Kirgo also appeared onscreen on occasion, primarily in the early 1960s, with a flurry of talk and game show appearances between 1959 and 1964. The first of these came shortly after the publication of his first book, the comic novel Hercules, the Big Greek Story. Some glowing notices notwithstanding, not much notice was paid; nonetheless, the book impressed Tonight Show host Jack Paar sufficiently to secure Kirgo a guest spot; the ensuing appearance sufficed to earn the fledgling novelist several such invitations over the next two seasons. During this period, Kirgo published his second book, How to Write Ten Different Best Sellers Now In Your Spare Time and Become the First Author on Your Block Unless There's an Author Already Living on Your Block in Which Case You'll Become the Second Author on Your Block and That's OK, too, and Other Stories. similarly satirical in nature, though this time non-fiction. On January 2, 1962, Kirgo made his daytime TV debut as one of the regular panelists, with Dennis James, on Monty Hall's game show Your First Impression.
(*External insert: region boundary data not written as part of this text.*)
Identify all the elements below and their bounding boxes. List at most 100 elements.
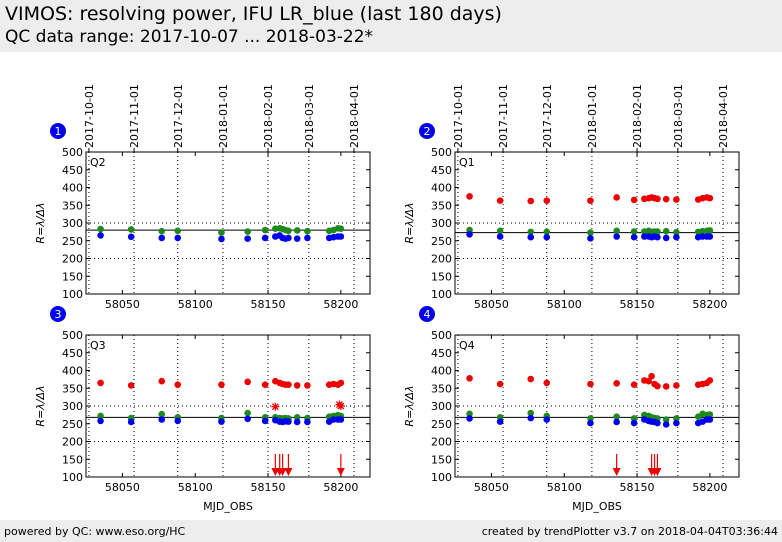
y-tick-label: 400 — [62, 182, 83, 195]
x-tick-label: 58200 — [323, 481, 358, 494]
data-point-green — [174, 227, 182, 235]
axes-frame — [454, 334, 740, 478]
data-point-blue — [466, 415, 473, 422]
data-point-red — [285, 381, 292, 389]
y-tick-label: 200 — [431, 253, 452, 266]
data-point-green — [127, 226, 135, 233]
data-point-red — [218, 381, 225, 389]
data-point-green — [293, 414, 301, 421]
data-point-green — [97, 225, 104, 233]
x-tick-label: 58050 — [474, 481, 509, 494]
data-point-red — [654, 382, 661, 390]
data-point-blue — [466, 231, 473, 238]
data-point-blue — [261, 417, 269, 425]
data-point-green — [218, 229, 225, 236]
quadrant-label: Q1 — [459, 156, 475, 169]
outlier-star — [336, 402, 345, 410]
y-tick-label: 500 — [431, 146, 452, 159]
data-point-red — [496, 197, 504, 204]
y-tick-label: 200 — [62, 253, 83, 266]
data-point-green — [543, 228, 551, 236]
date-tick-label: 2018-04-01 — [348, 84, 361, 148]
data-point-red — [97, 379, 104, 387]
data-point-green — [158, 410, 166, 418]
x-axis-label: MJD_OBS — [203, 500, 253, 513]
x-tick-label: 58200 — [692, 298, 727, 311]
data-point-blue — [673, 233, 680, 241]
star-stroke — [337, 402, 345, 410]
data-point-green — [673, 228, 680, 236]
data-point-blue — [673, 419, 680, 427]
y-tick-label: 300 — [62, 217, 83, 230]
y-tick-label: 250 — [62, 235, 83, 248]
data-point-red — [645, 377, 653, 385]
panel-badge — [419, 123, 435, 139]
chart-area: 100 150 200 250 300 350 400 450 500 58050 58100 581… — [34, 84, 740, 513]
arrow-head — [653, 468, 662, 476]
data-point-blue — [158, 416, 166, 423]
arrow-head — [612, 468, 621, 476]
below-range-arrow — [284, 454, 293, 476]
y-tick-label: 350 — [431, 199, 452, 212]
y-tick-label: 350 — [431, 382, 452, 395]
data-point-blue — [337, 416, 345, 423]
y-tick-label: 300 — [431, 217, 452, 230]
axes-frame — [85, 151, 371, 295]
data-point-blue — [630, 233, 638, 241]
y-tick-label: 450 — [431, 164, 452, 177]
data-point-blue — [630, 419, 638, 427]
data-point-green — [662, 227, 670, 235]
date-tick-label: 2017-10-01 — [452, 84, 465, 148]
panel-badge-number: 2 — [424, 125, 431, 138]
footer-created-by: created by trendPlotter v3.7 on 2018-04-… — [481, 525, 778, 538]
y-tick-label: 500 — [62, 329, 83, 342]
data-point-red — [673, 382, 680, 389]
x-tick-label: 58100 — [547, 481, 582, 494]
data-point-green — [654, 228, 661, 235]
report-subtitle: QC data range: 2017-10-07 ... 2018-03-22… — [5, 27, 374, 47]
data-point-red — [587, 197, 594, 204]
data-point-blue — [587, 419, 594, 427]
data-point-green — [673, 415, 680, 422]
data-point-green — [613, 413, 620, 420]
y-tick-label: 400 — [62, 365, 83, 378]
y-tick-label: 300 — [62, 400, 83, 413]
data-point-green — [630, 228, 638, 235]
data-point-blue — [662, 234, 670, 242]
data-point-red — [613, 194, 620, 201]
y-tick-label: 150 — [431, 270, 452, 283]
data-point-green — [97, 412, 104, 420]
data-point-green — [244, 228, 251, 235]
panel-1: 100 150 200 250 300 350 400 450 500 58050 58100 581… — [34, 84, 371, 311]
data-point-green — [466, 410, 473, 418]
below-range-arrow — [278, 454, 287, 476]
x-tick-label: 58150 — [251, 481, 286, 494]
data-point-red — [630, 381, 638, 389]
arrow-head — [336, 468, 345, 476]
panel-badge-number: 1 — [55, 125, 62, 138]
below-range-arrow — [653, 454, 662, 476]
data-point-red — [527, 197, 535, 205]
data-point-red — [613, 379, 620, 387]
data-point-blue — [97, 232, 104, 239]
data-point-red — [466, 375, 473, 382]
data-point-blue — [496, 233, 504, 240]
data-point-blue — [158, 234, 166, 242]
x-tick-label: 58150 — [620, 298, 655, 311]
y-axis-label: R=λ/Δλ — [403, 385, 416, 426]
arrow-head — [284, 468, 293, 476]
data-point-green — [587, 415, 594, 422]
x-tick-label: 58200 — [323, 298, 358, 311]
y-tick-label: 300 — [431, 400, 452, 413]
y-tick-label: 400 — [431, 365, 452, 378]
panel-badge-number: 3 — [55, 308, 62, 321]
data-point-blue — [244, 235, 251, 242]
data-point-red — [543, 197, 551, 204]
data-point-red — [673, 196, 680, 203]
y-tick-label: 350 — [62, 199, 83, 212]
data-point-red — [261, 381, 269, 389]
data-point-green — [527, 409, 535, 417]
x-axis-label: MJD_OBS — [572, 500, 622, 513]
data-point-green — [706, 227, 714, 234]
data-point-red — [158, 377, 166, 385]
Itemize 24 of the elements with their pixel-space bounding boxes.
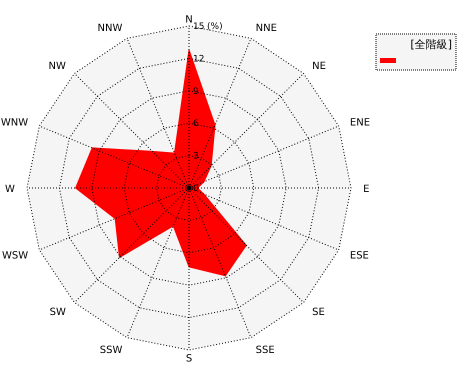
spoke-label: SE — [312, 307, 325, 318]
spoke-label: ENE — [350, 117, 370, 128]
spoke-label: SSE — [256, 344, 275, 356]
spoke-label: S — [186, 353, 192, 364]
spoke-label: SW — [50, 307, 66, 318]
y-tick-label: 12 — [193, 54, 204, 64]
spoke-label: NNW — [97, 23, 122, 34]
spoke-label: SSW — [100, 344, 122, 356]
spoke-label: E — [363, 184, 370, 195]
spoke-label: NW — [48, 60, 66, 72]
spoke-label: WNW — [0, 117, 28, 128]
y-tick-label: 15 — [193, 22, 204, 32]
spoke-label: ESE — [350, 250, 369, 262]
y-tick-label: 6 — [193, 119, 199, 130]
spoke-label: NNE — [256, 23, 277, 34]
spoke-label: NE — [312, 60, 326, 72]
spoke-label: WSW — [2, 250, 28, 262]
text: (%) — [207, 22, 223, 32]
y-tick-label: 0 — [193, 184, 199, 194]
legend: [全階級] — [376, 34, 456, 70]
y-tick-label: 3 — [193, 152, 199, 162]
spoke-label: W — [4, 184, 15, 195]
spoke-label: N — [185, 14, 193, 26]
y-tick-label: 9 — [193, 86, 199, 97]
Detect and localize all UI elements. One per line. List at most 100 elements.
By mid-1964, the show was cancelled, but writing assignments, for both big screen and small, quickly filled the void. From that point on, for more than two decades, Kirgo's screen appearances were confined to bit roles in a handful of TV shows and one feature film, The Best Man, a political drama scripted by Gore Vidal, in which Kirgo's character interacts, albeit briefly, with the president of the United States, portrayed by Henry Fonda. It would be the early 1980s before Kirgo's writing workload lessened, and it was not until 1987 that he was briefly resurrected as an on-air personality, the TV/movie critic for The Morning Program, CBS's ill-fated alternative to ABC's Good Morning America and NBC's Today.

From 1987 to 1991, Kirgo was president of the Writers Guild of America, West, most notably during the contentious 150-day-long strike over compensation from home video sales, which took place between March and August 1988. He also served as vice president of the Writers Guild Foundation between 1995 and 2001. In addition, Kirgo helped script the WGAW's Annual Awards show from 1979 through 1998, and from 1991 through 2001, he produced it.

In 1988, Kirgo received PEN Center USA's president's award, and, in 2001, the WGAW's Morgan Cox Award, for his years of service to the Guild. Kirgo was also a founding member of the National Film Preservation Board of the Library of Congress.

==Death==
In 2004, following a long illness, Kirgo died at age 78, having lost his wife of 38 years (and mother of his three children), Terry Newell, nearly two decades earlier. He was survived by his second wife, Angela Wales, then director of the Writers Guild Foundation (previously executive director of the Australian Writers Guild), and three children from his first marriage – screenwriters/producers Dinah Kirgo and Julie Kirgo, and musician-songwriter Nick Kirgo. In addition, Kirgo left behind stepson Alec Perrin, his sister Rita Lapp, four grandchildren, niece Tyne Daly, and nephew Tim Daly.